04.02.2022

3 Fragen an…

Christian Braun

Er ist als Tribe Lead im Bereich „Advanced Intelligence“ bei der Atruvia seit Oktober 2020 für KI- und Automatisierungsmodelle in mehr als 900 Volks- und Raiffeisenbanken (VR-Banken) zuständig. Atruvia ist Digitalisierungspartner der genossenschaftlichen Finanzgruppe und berät sie als IT-Dienstleister. Christian Braun erklärt, wie mit KI das Banking vereinfacht werden kann.

Was ist bei Ihnen aktuell in der Entwicklung?

Unter anderem bringen wir jetzt ein spezielles Sprachmodul für Bankvokabular heraus. Die VR-Banking-App hat dann so etwas wie eine eigene interne Siri. Die versteht, wenn ich ihr sage: Ich möchte etwas überweisen, oder: Zeige mir meinen Finanzstatus. Im Tribe arbeiten wir gerade viel an „Meaningful Conversational Intelligence“, also an Kommunikation mit KI-Unterstützung. Aber es geht bei uns auch um Automatisierungsprozesse, mit denen Dokumente erkannt und sortiert werden. Etwa bei einem Immobilienprozess: Da wird dann automatisch gesichtet, eingelesen und eventuell nachgehakt, wenn etwas fehlt, sodass der Berater in der Bank das nicht mehr händisch übertragen muss. Wir arbeiten auch an Vertriebsthemen, mit der Frage: Welche Angebote könnten Kunden interessieren? Ein Kunde bekommt dann nicht die zehnte Mail mit einem Kreditangebot, obwohl er doch gerade genug Geld auf dem Konto hat und eher an Anlagemöglichkeiten interessiert wäre. KI würde hier im Grunde das leisten, was früher der persönliche, regional verwurzelte Bankberater gemacht hat. Der wusste Dinge wie: Frau Meier hat gerade ein Kind bekommen und ist vielleicht an einem Vorsorgeplan interessiert. Oder: Herr Huber hat gerade ein Grundstück gekauft, da wäre doch ein Bausparvertrag günstig.

Wie entwickeln Sie die neuen Modelle? Befragen Sie Mitarbeitende in den Banken?

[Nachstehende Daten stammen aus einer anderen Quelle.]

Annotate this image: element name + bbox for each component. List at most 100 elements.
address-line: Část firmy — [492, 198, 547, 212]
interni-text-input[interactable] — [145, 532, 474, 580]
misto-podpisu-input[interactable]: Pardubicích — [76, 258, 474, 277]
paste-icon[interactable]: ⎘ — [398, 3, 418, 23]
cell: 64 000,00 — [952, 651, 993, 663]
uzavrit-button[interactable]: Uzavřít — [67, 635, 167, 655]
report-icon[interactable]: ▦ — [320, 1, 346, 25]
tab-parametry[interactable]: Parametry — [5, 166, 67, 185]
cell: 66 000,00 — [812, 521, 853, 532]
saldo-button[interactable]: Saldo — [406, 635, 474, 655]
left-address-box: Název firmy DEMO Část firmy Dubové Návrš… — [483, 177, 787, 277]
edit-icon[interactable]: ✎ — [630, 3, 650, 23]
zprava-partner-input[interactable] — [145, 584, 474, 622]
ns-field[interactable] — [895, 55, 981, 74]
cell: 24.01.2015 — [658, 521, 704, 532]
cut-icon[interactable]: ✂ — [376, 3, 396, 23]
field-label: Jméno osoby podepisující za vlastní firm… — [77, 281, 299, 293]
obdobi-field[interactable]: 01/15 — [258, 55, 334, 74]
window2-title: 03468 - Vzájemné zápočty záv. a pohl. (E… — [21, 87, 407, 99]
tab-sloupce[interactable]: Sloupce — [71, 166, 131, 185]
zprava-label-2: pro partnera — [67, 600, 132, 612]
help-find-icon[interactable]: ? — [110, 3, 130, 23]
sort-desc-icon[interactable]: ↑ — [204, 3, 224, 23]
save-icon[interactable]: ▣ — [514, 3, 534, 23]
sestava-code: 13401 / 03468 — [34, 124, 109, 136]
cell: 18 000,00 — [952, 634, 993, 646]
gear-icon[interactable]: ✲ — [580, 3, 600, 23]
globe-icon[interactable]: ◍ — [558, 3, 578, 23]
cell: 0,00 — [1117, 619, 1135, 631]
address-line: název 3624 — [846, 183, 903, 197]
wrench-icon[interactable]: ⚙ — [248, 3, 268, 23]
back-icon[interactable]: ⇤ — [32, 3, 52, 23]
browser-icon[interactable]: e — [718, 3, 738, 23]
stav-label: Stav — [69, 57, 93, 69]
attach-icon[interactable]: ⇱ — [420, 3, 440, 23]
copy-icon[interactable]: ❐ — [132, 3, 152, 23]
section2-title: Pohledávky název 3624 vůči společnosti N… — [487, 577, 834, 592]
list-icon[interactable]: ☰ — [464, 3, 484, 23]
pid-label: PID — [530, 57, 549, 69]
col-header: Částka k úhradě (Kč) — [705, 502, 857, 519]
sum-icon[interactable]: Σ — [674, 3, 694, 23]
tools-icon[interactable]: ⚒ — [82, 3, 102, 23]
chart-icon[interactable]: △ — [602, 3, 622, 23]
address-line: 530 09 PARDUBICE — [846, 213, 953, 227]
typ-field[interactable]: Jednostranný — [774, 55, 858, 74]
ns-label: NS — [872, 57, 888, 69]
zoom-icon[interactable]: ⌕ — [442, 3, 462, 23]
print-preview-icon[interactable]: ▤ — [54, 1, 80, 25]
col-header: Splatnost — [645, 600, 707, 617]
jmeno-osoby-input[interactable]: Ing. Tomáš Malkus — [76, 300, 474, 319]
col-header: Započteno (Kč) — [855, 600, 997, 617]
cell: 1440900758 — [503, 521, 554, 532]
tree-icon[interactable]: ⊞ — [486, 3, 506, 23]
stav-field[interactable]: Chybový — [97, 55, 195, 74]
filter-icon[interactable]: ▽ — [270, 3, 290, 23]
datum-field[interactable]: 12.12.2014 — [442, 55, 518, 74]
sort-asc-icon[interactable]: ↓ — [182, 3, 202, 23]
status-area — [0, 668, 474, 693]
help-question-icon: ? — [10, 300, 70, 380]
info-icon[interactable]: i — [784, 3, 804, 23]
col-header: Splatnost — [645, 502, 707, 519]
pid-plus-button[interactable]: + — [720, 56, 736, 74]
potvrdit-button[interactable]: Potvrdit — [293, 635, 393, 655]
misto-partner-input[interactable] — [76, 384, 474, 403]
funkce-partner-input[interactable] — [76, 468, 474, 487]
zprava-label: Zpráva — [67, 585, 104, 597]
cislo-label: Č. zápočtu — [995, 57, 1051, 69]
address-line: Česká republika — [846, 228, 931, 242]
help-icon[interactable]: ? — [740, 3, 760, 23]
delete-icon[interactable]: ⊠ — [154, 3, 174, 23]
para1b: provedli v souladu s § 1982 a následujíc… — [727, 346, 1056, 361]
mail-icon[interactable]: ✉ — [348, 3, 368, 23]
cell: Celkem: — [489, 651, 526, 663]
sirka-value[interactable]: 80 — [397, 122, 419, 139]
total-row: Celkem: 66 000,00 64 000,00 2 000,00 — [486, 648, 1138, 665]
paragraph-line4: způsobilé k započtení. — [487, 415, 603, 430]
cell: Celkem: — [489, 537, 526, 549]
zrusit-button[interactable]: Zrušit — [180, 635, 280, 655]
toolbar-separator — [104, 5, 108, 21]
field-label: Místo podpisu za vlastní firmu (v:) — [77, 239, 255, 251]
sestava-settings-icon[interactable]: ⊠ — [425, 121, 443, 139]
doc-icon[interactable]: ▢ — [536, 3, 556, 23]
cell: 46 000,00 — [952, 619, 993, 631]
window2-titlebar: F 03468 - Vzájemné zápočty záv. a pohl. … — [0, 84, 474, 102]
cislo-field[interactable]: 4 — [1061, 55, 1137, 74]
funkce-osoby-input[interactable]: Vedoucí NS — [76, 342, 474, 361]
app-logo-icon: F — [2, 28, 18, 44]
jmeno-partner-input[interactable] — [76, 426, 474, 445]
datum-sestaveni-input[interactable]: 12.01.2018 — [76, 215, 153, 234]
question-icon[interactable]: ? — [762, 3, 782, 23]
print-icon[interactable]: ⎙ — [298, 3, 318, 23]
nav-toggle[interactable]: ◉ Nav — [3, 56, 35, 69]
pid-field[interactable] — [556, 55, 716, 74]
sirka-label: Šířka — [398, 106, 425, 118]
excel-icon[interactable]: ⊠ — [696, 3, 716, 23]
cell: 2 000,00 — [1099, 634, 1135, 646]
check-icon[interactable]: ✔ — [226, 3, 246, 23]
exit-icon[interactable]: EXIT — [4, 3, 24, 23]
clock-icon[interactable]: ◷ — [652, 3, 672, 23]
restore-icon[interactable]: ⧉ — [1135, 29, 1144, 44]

Wir sprechen viel mit den Mitarbeitenden der Banken und machen dort auch Workshops. Wir möchten ja genau das richtige Feature für unsere Kunden finden. Die Ideen entwickeln sich sehr unterschiedlich. Wir veranstalten zum Beispiel Hackathons, da nehmen auch Bankangestellte teil, die sich mit der genossenschaftlichen Banken- und Firmenstruktur auskennen. Diese sammeln wir dann in einem Ideenpool. Interne Atruvia-Mitarbeitende machen Vorschläge, aber es kommen auch Banken auf uns zu und sagen zum Beispiel: Wir haben Ideen, wie man den Vertrieb verbessern kann. Dann geht es von innen nach außen. Natürlich haben wir auch im Tribe eigene Kompetenzteams, die wiederum den Banken Möglichkeiten vorstellen. Anschließend müssen die Modelle trainiert werden. Im Moment sind in unserem Kompetenzteam verschiedene Banken von unterschiedlichster Couleur: von klein bis groß, von Nord bis Süd, von West bis Ost, mit unterschiedlichen Produkten je Filiale. Das Modell muss schließlich viele Edge Cases kennen. Zum Beispiel beim Erkennen von Behördenformularen: Da gibt es von Bundesland zu Bundesland unterschiedliche Versionen, ein Notarvertrag sieht fast immer anders aus. Die Modelle müssen die volle Palette erkennen, damit sie gut laufen.

Was sagen Sie Leuten, die Angst vor solchen KI-Tools haben? Immerhin gelten Geldgeschäfte speziell in Deutschland als etwas eher Intimes.

Es gibt tatsächlich diese Angst, dass etwas ausspioniert werden könnte. Aber erstens gibt es ja hierzulande einen sehr strengen Datenschutz. Zweitens macht die KI auch nur das, was ein Mensch sonst machen würde. Sie arbeitet nur schneller mit mehr Daten. Ich nehme immer das Beispiel aus der Medizin, wo man KI schon lange zur Interpretation eines Bildes einsetzt. Der Arzt gibt etwa ein Foto von einem unklaren Muttermal in eine Datenbank ein, dort wird es mit unzähligen Fotos und Befunden verglichen. KI liefert so etwas wie eine Zweitmeinung, die Diagnose stellt aber der Arzt. Wenn in der Bank ein KI-Modell schon mal alle Dokumente einsammelt, kontrolliert und Vorschläge macht, kann der Bankangestellte final draufschauen und entscheiden. Und er darf sich Zeit für den Kunden nehmen, was eine bessere Beratungs- und Support-Qualität bringen kann.